Nissan Americas has officially confirmed a data breach affecting current and former employees across four countries after threat actors exploited a critical zero-day vulnerability in Oracle PeopleSoft software, a campaign attributed to the ShinyHunters extortion group.
The attack stems from CVE-2026-35273, a CVSS 9.8-rated unauthenticated Server-Side Request Forgery (SSRF)-to-Remote Code Execution (RCE) vulnerability residing in the Updates Environment Management (PSEMHUB) component of Oracle PeopleSoft PeopleTools versions 8.61 and 8.62.
The flaw requires no authentication, no user interaction, and is exploitable over plain HTTP, meaning any attacker with network reach to a vulnerable instance could achieve full remote code execution. Oracle issued an emergency out-of-band security patch on June 10, 2026, and the vulnerability was added to CISA’s Known Exploited Vulnerabilities (KEV) catalog just two days later.
Mandiant and Google’s Threat Intelligence Group (GTIG) attribute the campaign to UNC6240 (ShinyHunters), a financially motivated cybercrime collective also tracked as Bling Libra.
Exploitation was observed as early as May 27, 2026, more than two weeks before Oracle’s advisory, with the group compromising over 300 PeopleSoft instances across 100+ organizations worldwide using automated attack scripts.
Nissan Confirms Data Breach
According to breach notifications filed with the California Attorney General’s Office, Nissan Americas confirmed it was specifically singled out within the broader campaign. The breach window spans May 27 to June 9, 2026, and potentially exposed sensitive employee data including:
- Contact and banking information
- Social Security Numbers (SSN), Social Insurance Numbers (SIN), and National Identification Numbers
- Financial and tax data
- Dependent and beneficiary information
The incident is believed to impact current and former Nissan employees in the United States, Canada, Mexico, and Brazil.

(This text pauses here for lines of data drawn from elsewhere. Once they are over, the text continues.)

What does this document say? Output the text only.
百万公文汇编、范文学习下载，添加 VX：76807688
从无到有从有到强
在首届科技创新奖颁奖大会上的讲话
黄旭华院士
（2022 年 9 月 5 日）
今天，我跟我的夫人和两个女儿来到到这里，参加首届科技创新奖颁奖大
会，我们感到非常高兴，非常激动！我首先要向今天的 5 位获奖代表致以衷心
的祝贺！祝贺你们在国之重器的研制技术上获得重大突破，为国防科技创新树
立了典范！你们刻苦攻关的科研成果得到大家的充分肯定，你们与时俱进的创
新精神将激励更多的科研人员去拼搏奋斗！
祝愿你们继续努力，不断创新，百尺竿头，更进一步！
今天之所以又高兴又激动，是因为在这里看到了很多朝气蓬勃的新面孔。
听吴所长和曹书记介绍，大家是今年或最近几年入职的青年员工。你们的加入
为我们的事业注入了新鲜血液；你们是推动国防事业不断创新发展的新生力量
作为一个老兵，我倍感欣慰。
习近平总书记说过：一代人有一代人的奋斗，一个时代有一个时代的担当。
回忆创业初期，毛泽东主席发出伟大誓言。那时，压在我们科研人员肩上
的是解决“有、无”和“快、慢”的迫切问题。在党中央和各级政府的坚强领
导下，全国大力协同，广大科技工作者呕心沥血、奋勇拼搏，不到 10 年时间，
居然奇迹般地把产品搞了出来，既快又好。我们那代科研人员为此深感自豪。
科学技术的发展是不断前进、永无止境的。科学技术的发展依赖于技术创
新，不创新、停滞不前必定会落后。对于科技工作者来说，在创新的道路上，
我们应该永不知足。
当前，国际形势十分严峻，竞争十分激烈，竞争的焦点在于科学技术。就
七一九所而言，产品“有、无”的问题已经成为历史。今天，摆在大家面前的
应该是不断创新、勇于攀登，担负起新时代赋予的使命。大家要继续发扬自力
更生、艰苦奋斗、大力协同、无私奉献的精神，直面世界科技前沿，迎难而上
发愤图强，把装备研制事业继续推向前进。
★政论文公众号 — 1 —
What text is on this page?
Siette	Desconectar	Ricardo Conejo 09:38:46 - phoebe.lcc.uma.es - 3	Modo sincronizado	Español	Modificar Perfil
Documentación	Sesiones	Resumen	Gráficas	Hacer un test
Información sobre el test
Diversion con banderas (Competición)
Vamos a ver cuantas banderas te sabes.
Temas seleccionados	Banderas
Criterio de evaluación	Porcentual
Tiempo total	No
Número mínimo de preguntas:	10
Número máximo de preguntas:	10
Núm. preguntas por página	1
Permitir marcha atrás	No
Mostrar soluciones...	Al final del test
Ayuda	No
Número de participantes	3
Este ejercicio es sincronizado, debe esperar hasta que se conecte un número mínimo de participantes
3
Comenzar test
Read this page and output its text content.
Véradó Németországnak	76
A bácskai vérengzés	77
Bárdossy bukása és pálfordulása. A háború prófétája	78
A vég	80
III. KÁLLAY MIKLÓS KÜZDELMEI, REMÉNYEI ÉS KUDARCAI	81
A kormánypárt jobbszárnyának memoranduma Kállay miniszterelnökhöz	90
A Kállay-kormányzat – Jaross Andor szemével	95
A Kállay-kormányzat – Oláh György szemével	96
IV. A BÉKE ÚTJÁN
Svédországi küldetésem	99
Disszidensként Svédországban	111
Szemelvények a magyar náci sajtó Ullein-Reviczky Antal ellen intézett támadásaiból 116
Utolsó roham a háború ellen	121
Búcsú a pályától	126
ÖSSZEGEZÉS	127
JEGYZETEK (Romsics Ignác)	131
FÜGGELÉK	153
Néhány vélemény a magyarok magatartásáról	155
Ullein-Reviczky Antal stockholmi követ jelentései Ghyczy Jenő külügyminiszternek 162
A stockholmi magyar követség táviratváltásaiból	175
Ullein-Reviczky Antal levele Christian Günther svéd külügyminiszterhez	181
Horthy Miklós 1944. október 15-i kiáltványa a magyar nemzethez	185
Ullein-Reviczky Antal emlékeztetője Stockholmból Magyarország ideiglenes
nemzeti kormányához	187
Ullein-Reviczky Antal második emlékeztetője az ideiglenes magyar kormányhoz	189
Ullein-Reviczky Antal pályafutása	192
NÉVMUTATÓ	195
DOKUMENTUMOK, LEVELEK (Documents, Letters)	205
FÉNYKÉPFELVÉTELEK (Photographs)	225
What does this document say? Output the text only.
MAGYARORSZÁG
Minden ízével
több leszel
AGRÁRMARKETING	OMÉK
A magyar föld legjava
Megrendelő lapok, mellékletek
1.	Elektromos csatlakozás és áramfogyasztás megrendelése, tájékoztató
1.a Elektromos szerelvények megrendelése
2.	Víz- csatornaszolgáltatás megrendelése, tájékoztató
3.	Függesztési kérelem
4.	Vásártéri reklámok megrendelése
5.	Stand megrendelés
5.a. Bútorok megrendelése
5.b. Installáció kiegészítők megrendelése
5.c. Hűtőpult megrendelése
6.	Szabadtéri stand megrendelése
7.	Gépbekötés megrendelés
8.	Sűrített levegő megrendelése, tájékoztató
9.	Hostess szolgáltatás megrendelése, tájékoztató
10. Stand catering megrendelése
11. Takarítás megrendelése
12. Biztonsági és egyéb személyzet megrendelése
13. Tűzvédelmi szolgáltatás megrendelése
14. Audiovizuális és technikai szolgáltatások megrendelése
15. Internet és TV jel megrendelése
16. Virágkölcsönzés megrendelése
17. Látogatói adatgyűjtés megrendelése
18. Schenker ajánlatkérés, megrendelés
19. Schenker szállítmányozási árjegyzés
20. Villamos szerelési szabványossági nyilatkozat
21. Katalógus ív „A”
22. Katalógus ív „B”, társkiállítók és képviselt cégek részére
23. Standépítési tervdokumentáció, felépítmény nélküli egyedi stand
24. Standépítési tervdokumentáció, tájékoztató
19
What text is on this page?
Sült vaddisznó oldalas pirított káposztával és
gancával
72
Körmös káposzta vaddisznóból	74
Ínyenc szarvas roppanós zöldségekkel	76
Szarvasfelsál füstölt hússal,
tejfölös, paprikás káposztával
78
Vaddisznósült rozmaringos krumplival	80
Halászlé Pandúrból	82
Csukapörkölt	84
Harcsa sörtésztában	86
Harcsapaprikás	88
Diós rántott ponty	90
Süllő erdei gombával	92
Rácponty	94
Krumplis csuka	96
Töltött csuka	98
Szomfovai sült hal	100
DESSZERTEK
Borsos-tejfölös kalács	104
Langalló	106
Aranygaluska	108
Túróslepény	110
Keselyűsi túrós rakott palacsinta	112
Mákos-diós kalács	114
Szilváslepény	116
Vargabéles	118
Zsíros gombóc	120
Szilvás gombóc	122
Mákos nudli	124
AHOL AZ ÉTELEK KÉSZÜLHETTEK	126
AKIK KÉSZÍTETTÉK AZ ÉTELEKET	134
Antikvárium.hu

Nissan activated its incident response protocols immediately upon notification, engaging external cybersecurity specialists and cooperating with law enforcement authorities.
As a containment measure, the company restricted payroll system access, including pay slip viewing and direct deposit changes, to corporate network computers or secure VPN connections, with additional identity authentication layers implemented before processing payroll requests. Nissan is also arranging free credit and dark web monitoring services for affected individuals where available.
Mandiant’s analysis reveals that ShinyHunters deployed MeshCentral remote management agents on compromised hosts, disguising them as legitimate Microsoft Azure services (e.g., meshagent64-azure-ops.exe) with C2 communications routed to wss://azurenetfiles[.]net:443/agent.ashx.
Post-exploitation activity included internal PeopleSoft configuration reconnaissance, lateral movement scripting, and data exfiltration using zstd compression. Compromised servers were marked with a ransom note file named README-IF-YOU-SEE-THIS-YOUVE-BEEN-HACKED.TXT.
Key Indicators of Compromise (IOCs)
| Type | Indicator | Description |
|---|---|---|
| IP | 142.11.200[.]186–190 | Staging/C2 infrastructure |
| Domain | azurenetfiles[.]net | C2 masquerading as Azure |
| SHA-256 | f02a924c9ff92a8780ce812511341182... | meshagent64-azure-ops.exe |
| URL Path | /PSEMHUB/hub | Exploitation endpoint |
| URL Path | /PSIGW/HttpListeningConnector | SSRF exploitation endpoint |
| File | README-IF-YOU-SEE-THIS-YOUVE-BEEN-HACKED.TXT | Extortion marker |
Mitigations
Organizations running PeopleTools 8.61 or 8.62 should treat patching as an emergency priority. Beyond patching, Rapid7 and Mandiant recommend:
- Disable or restrict the PSEMHUB service and block external access to
/PSEMHUB/*and/PSIGW/HttpListeningConnectorat the network perimeter - Monitor outbound SMB traffic (TCP/445) from PeopleSoft servers for external NetNTLM hash capture attempts
- Hunt for compromise indicators even post-patching, given exploitation activity predates Oracle’s advisory by two weeks
- Rotate all credentials accessible from potentially compromised PeopleSoft instances
This marks the second CVSS 9.8 Oracle ERP zero-day exploited in under eight months, following Cl0p’s abuse of CVE-2025-61882 in Oracle E-Business Suite beginning in August 2025 — a pattern that signals ERP platforms have become primary industrialized targets for organized extortion operations.